6. Post-Petition Interest. Notwithstanding any statute, including, without limitation, the Federal Bankruptcy Code, any rule of law or bankruptcy procedures to the contrary, the right of the Bank hereunder to have all of the Bank Debt paid and satisfied in full prior to the payment of any of the Subordinated Debt shall include, without limitation, the right of the Bank to be paid in full all interest accruing on the Bank Debt due to it after the filing of any petition by or against any Borrower in connection with any bankruptcy or similar proceeding, whether or not a claim by the Bank for such post- petition interest is enforceable in such proceeding, prior to the payment of any amounts in respect of the Subordinated Debt, including, without limitation, any interest due to the Creditor accruing after such date.
7. Reserved.
8. Assignment of Subordinated Debt and Collateral. To secure payment and performance of Bank Debt by the Borrowers, the Creditor hereby grants the Bank a security interest in and assigns to the Bank all Subordinated Debt and all collateral of any kind and guarantees therefor including all instruments evidencing Subordinated Debt. The Bank may file financing statements upon such collateral (if any) concerning the security interest hereby created.
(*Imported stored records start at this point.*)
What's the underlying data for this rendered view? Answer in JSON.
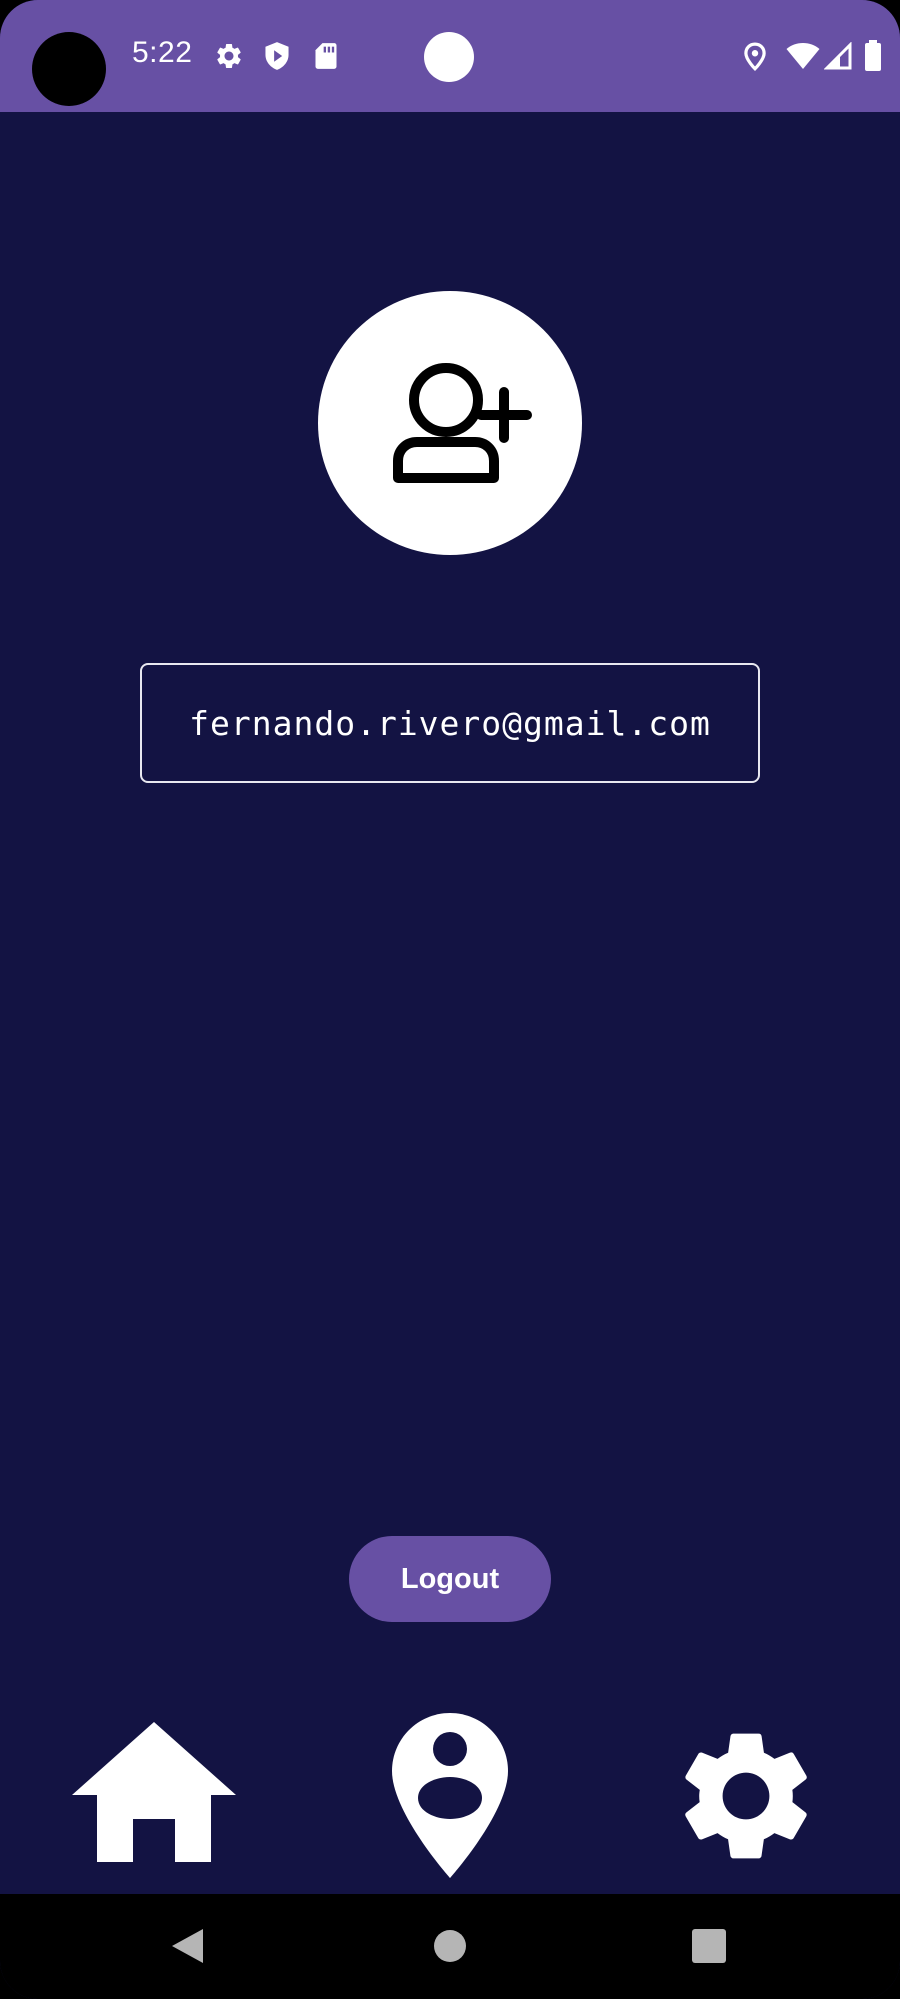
{
  "status_bar": {
    "time": "5:22",
    "background_color": "#6750a4",
    "left_icons": [
      "gear-icon",
      "shield-play-icon",
      "sd-card-icon"
    ],
    "right_icons": [
      "location-icon",
      "wifi-icon",
      "cellular-signal-icon",
      "battery-icon"
    ]
  },
  "profile": {
    "avatar_icon": "add-user-icon",
    "email": "fernando.rivero@gmail.com"
  },
  "actions": {
    "logout_label": "Logout",
    "logout_color": "#6750a4"
  },
  "bottom_nav": {
    "items": [
      {
        "icon": "home-icon"
      },
      {
        "icon": "user-location-pin-icon"
      },
      {
        "icon": "settings-gear-icon"
      }
    ]
  },
  "system_nav": {
    "buttons": [
      "back-icon",
      "home-circle-icon",
      "recents-icon"
    ]
  },
  "theme": {
    "background": "#131343",
    "accent": "#6750a4"
  }
}
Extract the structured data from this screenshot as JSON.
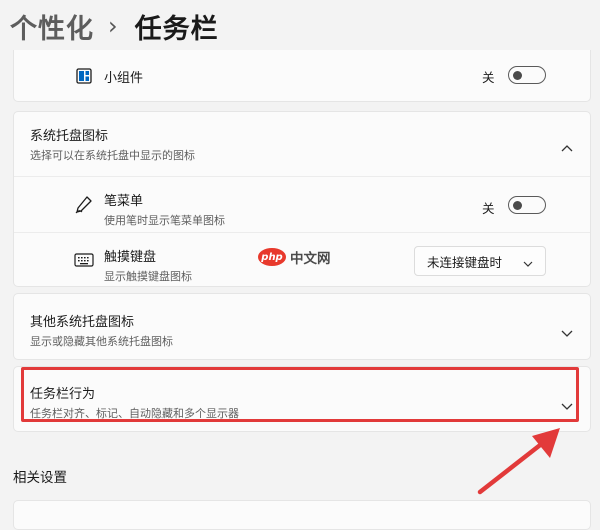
{
  "breadcrumb": {
    "parent": "个性化",
    "separator": "›",
    "current": "任务栏"
  },
  "widgets_row": {
    "title": "小组件",
    "state": "关"
  },
  "tray_section": {
    "title": "系统托盘图标",
    "subtitle": "选择可以在系统托盘中显示的图标",
    "pen_menu": {
      "title": "笔菜单",
      "subtitle": "使用笔时显示笔菜单图标",
      "state": "关"
    },
    "touch_keyboard": {
      "title": "触摸键盘",
      "subtitle": "显示触摸键盘图标",
      "dropdown_value": "未连接键盘时"
    }
  },
  "other_tray": {
    "title": "其他系统托盘图标",
    "subtitle": "显示或隐藏其他系统托盘图标"
  },
  "behaviors": {
    "title": "任务栏行为",
    "subtitle": "任务栏对齐、标记、自动隐藏和多个显示器"
  },
  "watermark": {
    "logo": "php",
    "text": "中文网"
  },
  "related": {
    "label": "相关设置"
  },
  "colors": {
    "highlight": "#e23a3a",
    "arrow": "#e23a3a",
    "widget_icon": "#0067c0"
  },
  "icons": [
    "widgets-icon",
    "pen-icon",
    "keyboard-icon",
    "chevron-up-icon",
    "chevron-down-icon"
  ]
}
9. Bank Appointed Attorney-in-Fact. The Bank is hereby irrevocably appointed attorney- in-fact for the Creditor with full power to act in stead of the Creditor to sign financing statements reflecting the assignment of Subordinated Debt and collateral and guarantees therefor and to act in all matters concerning the Subordinated Debt including the right to make, present, file and vote proofs of claim against any Borrower on account of all or part of the Subordinated Debt and receive and collect any dividends thereon, foreclose under any mortgage or security agreements or otherwise take possession of and sell collateral and collect against any guarantees and apply proceeds of such dividends, sale or collection to reduction of Subordinated Debt and to compromise or settle any claim related thereto.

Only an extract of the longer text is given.